Backers of the Axe the Reading Tax Campaign have called on political parties to commit to removing the unfair 20% tax on eBooks and audiobooks in the General Election. Read the call to action from RNIB, the Publishers Association, Association of Authors Agents, BookTrust, National Literacy Trust, Authors' Licensing & Collecting Society (ALCS), Listening Books and the Society of Authors below.
We are writing to you as supporters of the campaign to Axe the Reading Tax to call on you to commit to cutting the unfair and illogical 20% VAT on digital publications, which is not applied to their print equivalents, in your party manifesto for the General Election.
Last year, the EU barrier to reducing the rate of VAT on digital publications (ebooks, audiobooks, research journals, textbooks and educational materials, newspapers and magazines) was removed. This change allows EU member states to end any tax disparity between digital and print and a number of EU countries have already used this power, including Ireland, France, Italy, Malta, Belgium and Portugal.
A core incentive to Axe the Reading Tax is to remove the tax barrier to literacy. Research from the National Literacy Trust has shown that 45% of children prefer to read on a digital device and further research by the organisation has also demonstrated the benefits for young people of reading across all formats, with the most engaged readers more likely to read both on paper and on screen. Boys with the lowest levels of reading engagement are one of the groups most likely to benefit from digital reading and pupils eligible for free school meals are also more likely to read digitally and are therefore disproportionately impacted by this tax. 
This tax also hits the estimated 2 million people in the UK living with sight loss.
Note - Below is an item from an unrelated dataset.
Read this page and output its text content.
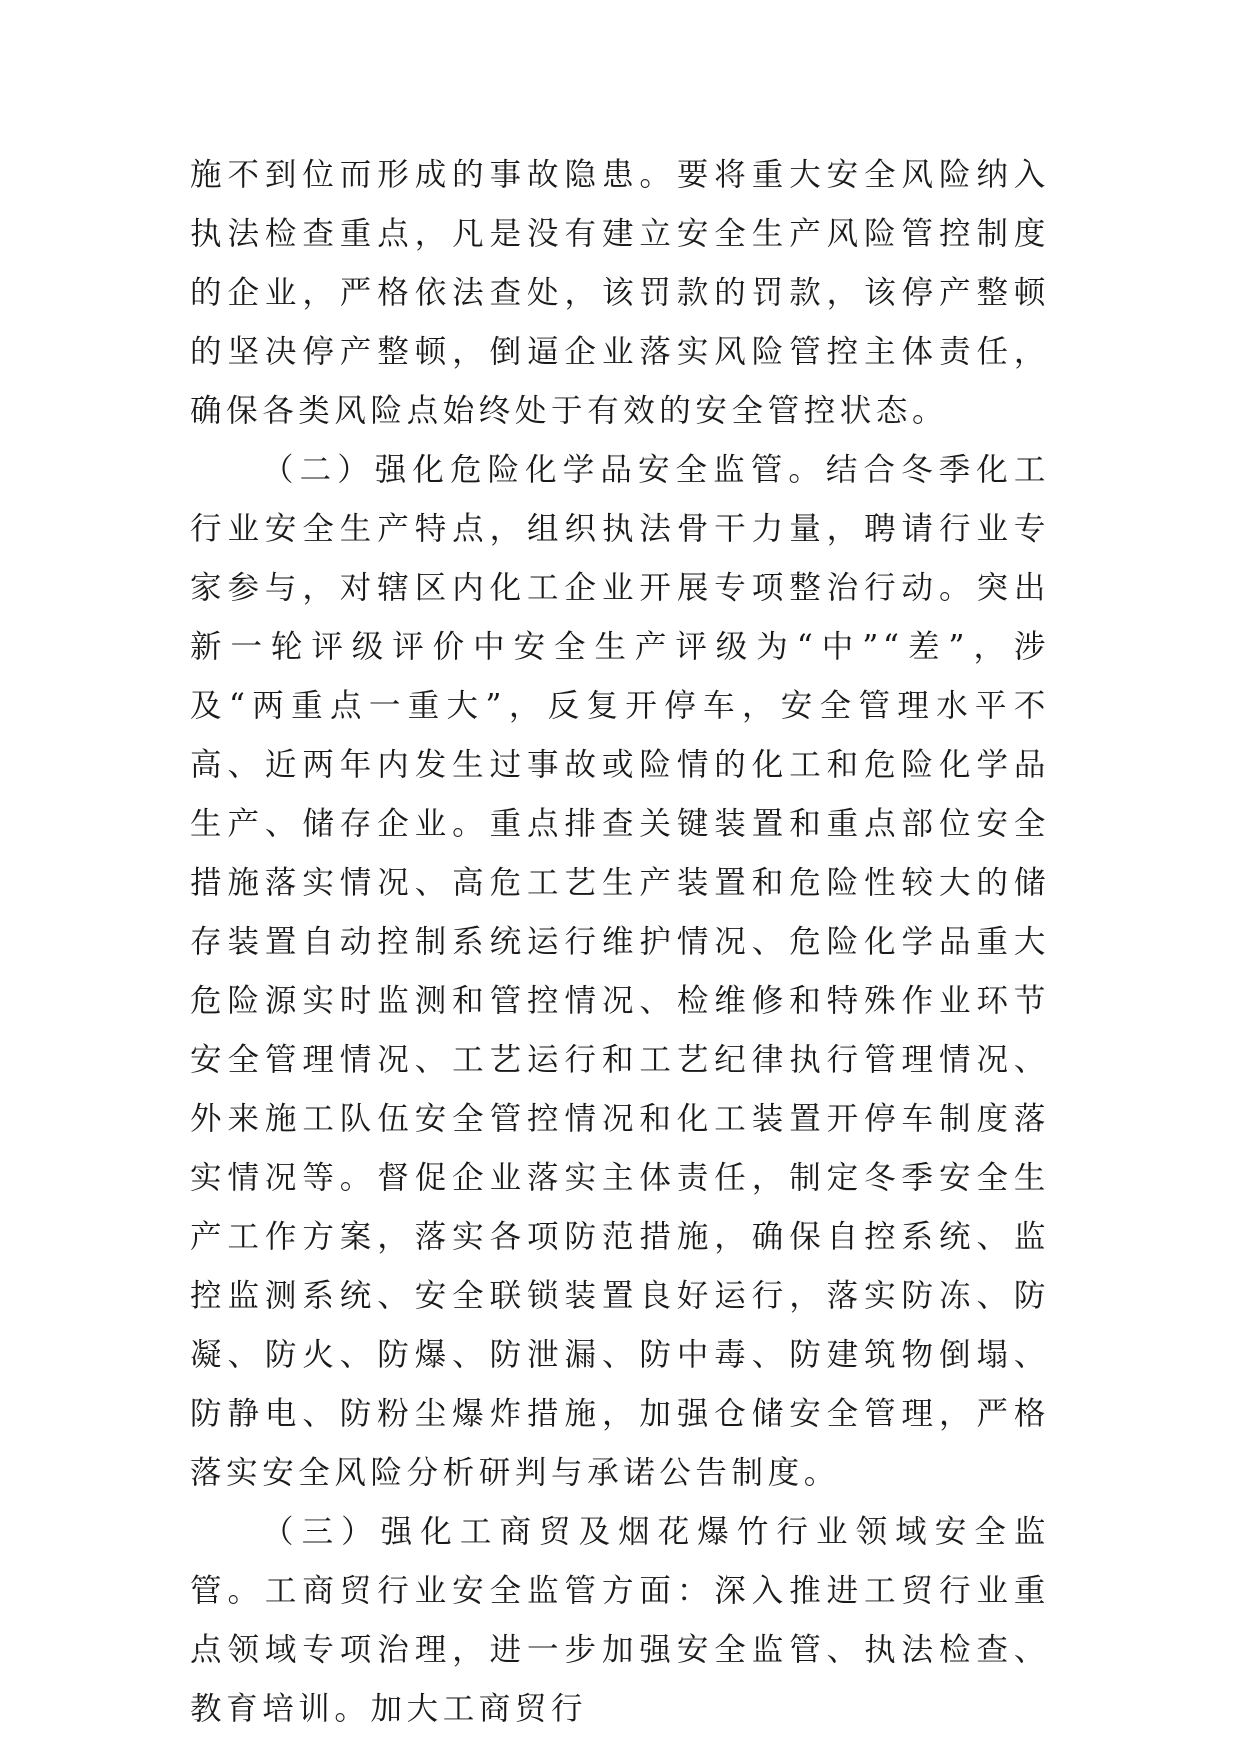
施不到位而形成的事故隐患。要将重大安全风险纳入执法检查重点，凡是没有建立安全生产风险管控制度的企业，严格依法查处，该罚款的罚款，该停产整顿的坚决停产整顿，倒逼企业落实风险管控主体责任，确保各类风险点始终处于有效的安全管控状态。

（二）强化危险化学品安全监管。结合冬季化工行业安全生产特点，组织执法骨干力量，聘请行业专家参与，对辖区内化工企业开展专项整治行动。突出新一轮评级评价中安全生产评级为“中”“差”，涉及“两重点一重大”，反复开停车，安全管理水平不高、近两年内发生过事故或险情的化工和危险化学品生产、储存企业。重点排查关键装置和重点部位安全措施落实情况、高危工艺生产装置和危险性较大的储存装置自动控制系统运行维护情况、危险化学品重大危险源实时监测和管控情况、检维修和特殊作业环节安全管理情况、工艺运行和工艺纪律执行管理情况、外来施工队伍安全管控情况和化工装置开停车制度落实情况等。督促企业落实主体责任，制定冬季安全生产工作方案，落实各项防范措施，确保自控系统、监控监测系统、安全联锁装置良好运行，落实防冻、防凝、防火、防爆、防泄漏、防中毒、防建筑物倒塌、防静电、防粉尘爆炸措施，加强仓储安全管理，严格落实安全风险分析研判与承诺公告制度。

（三）强化工商贸及烟花爆竹行业领域安全监管。工商贸行业安全监管方面：深入推进工贸行业重点领域专项治理，进一步加强安全监管、执法检查、教育培训。加大工商贸行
Digital formats are essential for the blind and partially sighted who rely on audiobooks to be able to read or need to use ereaders to alter text size. Digital formats are also essential for the elderly and people with other disabilities who are unable to read or handle print books easily.
Ebooks also give people the opportunity to read no matter where they are. This is particularly advantageous for military personnel who often take ebooks on tours of duty to preserve their luggage allowance.
Research undertaken by Frontier Economics shows that the annual cost to the Exchequer in terms of reduced VAT revenues would be approximately £210 million in 2019/20, rising to £250 million in 2023/2024. However, publicly funded institutions such as universities, libraries, government departments and the NHS are large consumers of digital publications and could benefit by £50 million to £55 million per year.
Frontier Economics predict that a cut to the tax would result in significant market expansion and an increase in the number of readers, books sold and a wider breadth of authors able to get their products to market.
The Government has rightly never applied VAT to print books in order to protect access to knowledge and the free exchange of ideas. The imposition of a 20% VAT on digital publications shows a disregard for these long-held principles. We believe it is vital that there is no financial barrier to reading and learning and therefore call on you to commit to zero-rating VAT on digital publications in the General Election.
 National Literacy Trust, The Impact of Ebooks on the Reading Motivation and Reading Skills of Children and Young People, December 2015
 National Literacy Trust, Children, young people and digital reading, April 2019
 NHS.uk, Blindness and vision loss, 2019
 Frontier Economics, Assessing the case for zero-rating VAT on digital publications, October 2018.